Esta prieta de mi historia merece recordación aparte, ya que no por sus contagiosas carcajadas, aunque sea por haber descubierto el nombre portugués que conviene dar a los garbanzos.2 Los garbanzos, en general, no son muy conocidos del brasileño, quien se conforma con llamarlos desairadamente «granos de pico». Entre mis deberes oficiales estaba el procurar una mejor tarifa para el garbanzo mexicano en el Brasil, siquiera en beneficio de las «colectividades» españolas, singularmente importantes en Sào Paulo. Nuestro garbanzo, por su calidad, competiría ventajosamente con el pequeño garbanzo chileno, único que llega a aquellas tierras.
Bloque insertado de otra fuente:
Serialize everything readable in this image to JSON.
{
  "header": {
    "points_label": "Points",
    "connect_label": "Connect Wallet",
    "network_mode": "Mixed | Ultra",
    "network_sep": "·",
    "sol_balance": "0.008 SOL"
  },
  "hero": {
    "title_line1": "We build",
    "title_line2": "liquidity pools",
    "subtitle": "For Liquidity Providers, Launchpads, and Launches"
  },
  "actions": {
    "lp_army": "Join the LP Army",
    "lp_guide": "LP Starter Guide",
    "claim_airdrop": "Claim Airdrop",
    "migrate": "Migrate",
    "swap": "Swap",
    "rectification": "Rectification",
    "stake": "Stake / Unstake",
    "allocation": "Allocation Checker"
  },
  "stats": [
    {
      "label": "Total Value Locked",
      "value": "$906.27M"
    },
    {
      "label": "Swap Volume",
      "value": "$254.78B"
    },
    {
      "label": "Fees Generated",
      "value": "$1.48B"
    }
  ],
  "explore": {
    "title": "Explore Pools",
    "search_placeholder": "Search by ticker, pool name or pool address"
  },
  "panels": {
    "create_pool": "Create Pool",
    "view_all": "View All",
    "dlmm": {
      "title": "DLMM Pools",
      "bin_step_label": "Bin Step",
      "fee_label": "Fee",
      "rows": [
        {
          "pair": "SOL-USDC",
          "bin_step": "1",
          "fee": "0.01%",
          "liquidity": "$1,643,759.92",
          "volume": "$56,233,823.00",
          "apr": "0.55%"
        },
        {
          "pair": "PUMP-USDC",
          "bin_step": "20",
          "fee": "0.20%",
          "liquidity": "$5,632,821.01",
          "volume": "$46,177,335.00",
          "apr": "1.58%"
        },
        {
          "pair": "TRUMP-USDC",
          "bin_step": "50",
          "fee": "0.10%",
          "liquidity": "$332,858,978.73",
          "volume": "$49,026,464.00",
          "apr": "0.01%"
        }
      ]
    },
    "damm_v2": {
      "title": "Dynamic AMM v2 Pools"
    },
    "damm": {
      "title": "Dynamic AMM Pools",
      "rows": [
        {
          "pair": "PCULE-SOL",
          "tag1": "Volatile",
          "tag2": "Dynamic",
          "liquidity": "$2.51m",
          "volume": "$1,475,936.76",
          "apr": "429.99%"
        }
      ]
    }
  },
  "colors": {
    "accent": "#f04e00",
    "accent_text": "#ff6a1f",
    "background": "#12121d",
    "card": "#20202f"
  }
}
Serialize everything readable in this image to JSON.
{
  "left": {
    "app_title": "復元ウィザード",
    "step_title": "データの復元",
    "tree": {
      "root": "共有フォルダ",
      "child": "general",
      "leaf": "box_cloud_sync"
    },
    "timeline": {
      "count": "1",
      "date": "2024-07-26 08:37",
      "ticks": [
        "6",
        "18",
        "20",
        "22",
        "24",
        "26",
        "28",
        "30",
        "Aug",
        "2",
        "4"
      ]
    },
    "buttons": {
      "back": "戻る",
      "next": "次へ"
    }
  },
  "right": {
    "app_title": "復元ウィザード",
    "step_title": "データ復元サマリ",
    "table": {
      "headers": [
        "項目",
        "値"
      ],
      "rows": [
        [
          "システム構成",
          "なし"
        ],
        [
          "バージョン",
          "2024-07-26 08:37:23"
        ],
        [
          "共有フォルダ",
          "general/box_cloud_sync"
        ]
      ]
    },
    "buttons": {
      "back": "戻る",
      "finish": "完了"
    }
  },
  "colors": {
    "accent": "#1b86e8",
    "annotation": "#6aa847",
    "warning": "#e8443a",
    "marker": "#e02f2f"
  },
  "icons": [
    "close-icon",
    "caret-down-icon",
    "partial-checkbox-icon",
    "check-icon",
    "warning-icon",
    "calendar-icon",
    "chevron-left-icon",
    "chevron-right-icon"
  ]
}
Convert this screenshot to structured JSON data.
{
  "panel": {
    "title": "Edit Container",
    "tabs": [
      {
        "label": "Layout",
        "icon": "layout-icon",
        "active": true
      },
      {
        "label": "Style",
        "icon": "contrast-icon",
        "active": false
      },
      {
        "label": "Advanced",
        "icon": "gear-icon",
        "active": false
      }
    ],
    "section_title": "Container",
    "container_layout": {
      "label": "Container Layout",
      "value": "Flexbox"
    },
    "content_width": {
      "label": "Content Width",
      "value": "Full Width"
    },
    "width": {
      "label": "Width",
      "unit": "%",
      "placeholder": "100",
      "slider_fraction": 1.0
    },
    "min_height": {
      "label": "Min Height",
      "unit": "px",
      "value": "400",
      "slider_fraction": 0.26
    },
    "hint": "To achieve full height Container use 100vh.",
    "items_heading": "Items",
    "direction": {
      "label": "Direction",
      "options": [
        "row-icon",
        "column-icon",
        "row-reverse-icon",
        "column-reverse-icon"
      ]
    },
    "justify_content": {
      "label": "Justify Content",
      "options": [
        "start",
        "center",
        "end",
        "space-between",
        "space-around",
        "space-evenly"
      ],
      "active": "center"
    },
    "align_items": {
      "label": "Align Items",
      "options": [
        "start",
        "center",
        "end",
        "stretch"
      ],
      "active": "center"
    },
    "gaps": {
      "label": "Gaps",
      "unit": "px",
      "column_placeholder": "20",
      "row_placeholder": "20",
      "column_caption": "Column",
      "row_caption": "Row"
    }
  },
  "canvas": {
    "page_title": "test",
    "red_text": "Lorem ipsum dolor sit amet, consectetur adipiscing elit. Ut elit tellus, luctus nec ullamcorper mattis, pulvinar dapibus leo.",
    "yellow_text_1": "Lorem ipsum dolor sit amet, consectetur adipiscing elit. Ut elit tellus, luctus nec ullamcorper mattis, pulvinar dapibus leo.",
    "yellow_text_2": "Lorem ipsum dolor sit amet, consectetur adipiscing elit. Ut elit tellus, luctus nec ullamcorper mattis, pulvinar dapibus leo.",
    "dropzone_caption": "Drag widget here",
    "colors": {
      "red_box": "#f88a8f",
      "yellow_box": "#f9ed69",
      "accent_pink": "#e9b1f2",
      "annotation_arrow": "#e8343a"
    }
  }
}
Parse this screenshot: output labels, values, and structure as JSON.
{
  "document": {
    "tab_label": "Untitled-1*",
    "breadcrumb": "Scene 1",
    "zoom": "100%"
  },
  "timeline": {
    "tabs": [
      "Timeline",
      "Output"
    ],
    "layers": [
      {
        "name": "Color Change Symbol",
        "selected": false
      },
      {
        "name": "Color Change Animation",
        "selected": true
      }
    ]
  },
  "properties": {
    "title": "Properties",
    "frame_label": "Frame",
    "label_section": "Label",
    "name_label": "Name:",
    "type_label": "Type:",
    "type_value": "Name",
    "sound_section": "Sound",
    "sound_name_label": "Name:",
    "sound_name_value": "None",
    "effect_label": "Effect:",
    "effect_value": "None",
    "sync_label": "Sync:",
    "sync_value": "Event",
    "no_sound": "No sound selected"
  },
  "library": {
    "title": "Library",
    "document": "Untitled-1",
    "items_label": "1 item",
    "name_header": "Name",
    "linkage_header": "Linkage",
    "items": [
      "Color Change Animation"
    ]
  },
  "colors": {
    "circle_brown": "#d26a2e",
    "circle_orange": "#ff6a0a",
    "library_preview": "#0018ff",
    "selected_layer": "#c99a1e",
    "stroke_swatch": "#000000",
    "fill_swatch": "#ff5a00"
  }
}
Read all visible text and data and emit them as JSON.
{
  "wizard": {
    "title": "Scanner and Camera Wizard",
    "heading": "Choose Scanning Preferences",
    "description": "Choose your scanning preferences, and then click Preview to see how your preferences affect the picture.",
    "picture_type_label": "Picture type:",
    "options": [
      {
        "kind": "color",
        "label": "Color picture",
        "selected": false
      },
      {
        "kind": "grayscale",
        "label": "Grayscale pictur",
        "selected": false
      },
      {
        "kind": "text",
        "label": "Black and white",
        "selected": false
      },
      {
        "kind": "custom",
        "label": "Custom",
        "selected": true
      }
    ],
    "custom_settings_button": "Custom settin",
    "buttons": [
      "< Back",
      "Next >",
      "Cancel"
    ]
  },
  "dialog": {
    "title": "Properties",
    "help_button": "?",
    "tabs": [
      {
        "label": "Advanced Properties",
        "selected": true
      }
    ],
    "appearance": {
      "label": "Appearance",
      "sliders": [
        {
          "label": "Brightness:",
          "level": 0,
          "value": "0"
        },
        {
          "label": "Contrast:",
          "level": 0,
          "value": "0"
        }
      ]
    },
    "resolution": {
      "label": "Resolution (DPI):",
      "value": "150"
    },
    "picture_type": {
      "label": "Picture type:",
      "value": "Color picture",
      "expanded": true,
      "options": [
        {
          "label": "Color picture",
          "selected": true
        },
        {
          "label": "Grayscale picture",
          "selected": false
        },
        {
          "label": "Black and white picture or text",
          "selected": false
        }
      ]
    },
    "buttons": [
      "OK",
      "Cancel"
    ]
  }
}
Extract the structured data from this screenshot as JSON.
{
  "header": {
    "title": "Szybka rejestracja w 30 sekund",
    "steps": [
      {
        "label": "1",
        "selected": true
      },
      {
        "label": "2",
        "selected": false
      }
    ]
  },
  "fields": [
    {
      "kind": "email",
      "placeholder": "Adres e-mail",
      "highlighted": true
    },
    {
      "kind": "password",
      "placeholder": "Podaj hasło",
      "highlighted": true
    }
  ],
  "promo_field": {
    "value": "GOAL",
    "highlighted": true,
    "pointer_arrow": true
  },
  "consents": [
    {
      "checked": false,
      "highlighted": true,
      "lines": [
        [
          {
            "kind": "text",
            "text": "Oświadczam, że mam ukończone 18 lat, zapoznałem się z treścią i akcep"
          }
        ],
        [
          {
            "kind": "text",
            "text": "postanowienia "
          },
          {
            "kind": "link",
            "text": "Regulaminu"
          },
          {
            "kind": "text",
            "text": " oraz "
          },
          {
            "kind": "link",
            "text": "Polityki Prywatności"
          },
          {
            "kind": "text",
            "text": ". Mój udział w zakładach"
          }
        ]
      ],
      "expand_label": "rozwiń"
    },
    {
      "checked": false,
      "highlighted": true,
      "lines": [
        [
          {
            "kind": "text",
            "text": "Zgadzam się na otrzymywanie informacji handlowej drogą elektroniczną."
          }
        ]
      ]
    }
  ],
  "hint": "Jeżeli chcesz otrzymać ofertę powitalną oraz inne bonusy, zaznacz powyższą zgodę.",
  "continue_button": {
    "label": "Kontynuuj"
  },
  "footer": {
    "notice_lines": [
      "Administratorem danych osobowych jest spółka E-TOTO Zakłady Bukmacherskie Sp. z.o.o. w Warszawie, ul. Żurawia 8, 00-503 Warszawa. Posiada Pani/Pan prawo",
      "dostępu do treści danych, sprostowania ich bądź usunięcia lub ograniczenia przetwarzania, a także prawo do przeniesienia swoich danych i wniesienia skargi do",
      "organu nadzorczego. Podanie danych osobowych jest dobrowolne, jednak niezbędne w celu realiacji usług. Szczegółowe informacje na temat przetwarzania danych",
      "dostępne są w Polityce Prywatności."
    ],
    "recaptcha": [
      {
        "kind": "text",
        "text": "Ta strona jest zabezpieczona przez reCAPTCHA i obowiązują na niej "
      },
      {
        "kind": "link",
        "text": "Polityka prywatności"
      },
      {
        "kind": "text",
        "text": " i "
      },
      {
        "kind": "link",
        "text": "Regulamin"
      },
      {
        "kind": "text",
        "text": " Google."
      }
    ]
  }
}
Los cosecheros de Sonora solían enviarme algunos sacos de muestra. La prieta aprendió a preparar el grano para ofrecerlo en comidas privadas a los posibles importadores. Un día se cansó de andarse con rodeos, e imitando el nombre español, impuso a los garbanzos el regio bautismo de braganços. Se desternillaba de risa, cuando le conté el caso, el Excelentísimo Señor Afranio de Mello Franco, Ministro de Relaciones Exteriores, en quien la sabiduría y el buen humor se armonizaban con la cortesía más deliciosa. Y gracias a esta ocurrencia de Dulce obtuve al menos que los braganços mexicanos entraran al Brasil, si no con exención de derechos, por el moderado canal de la segunda columna arancelaria. ¿Y qué dirán de esto los tratadistas y los que creen que, en el trato internacional, bastan las instituciones y las reglas y sobran los hombres y los contactos humanos, los verdaderos diplomáticos, en suma?

El caro y admirado Ribeiro Couto ha escrito una requisitoria contra la cocina brasileña práctica, pues la teórica reconoce él que existe en los libros. Se queja del abuso del picadillo con patatas; delata el hecho de que «matar una gallina» sea un suceso importante (como matar el toro en Grecia); reclama contra el exceso y la cargazón del vatapá y la feijoada; contra la pesadez y ausencia de imaginación en las comidas burguesas; lamenta que no se conceda la debida honra a la aceitunas; truena contra el macarrón de hospital, contra la carne más reseca que asada. Pero calla sobre la deleitable canja; nada dice de la farofa, yuca o mandioca, que cobra su sentido en platos picantes; nada del palmito con camarón que es una combinación de alto estilo. En todo caso; no deja de ser inquietante cierto descuido del Brasil respecto a sus tradiciones culinarias. En mis tiempos, faltó ambiente para fundar un club gastronómico. Lo cual, por lo demás, es síntoma general de la época.

Notas

1. Así como en otras partes hay que llamar «moreno» al negro, que se considera tratamiento más deferente, así en el Brasil se lo llama «prieto».

2. Dulce era igual a la Aunt Gemina que prepara los hotcakes en los films de Hollywood— 1951.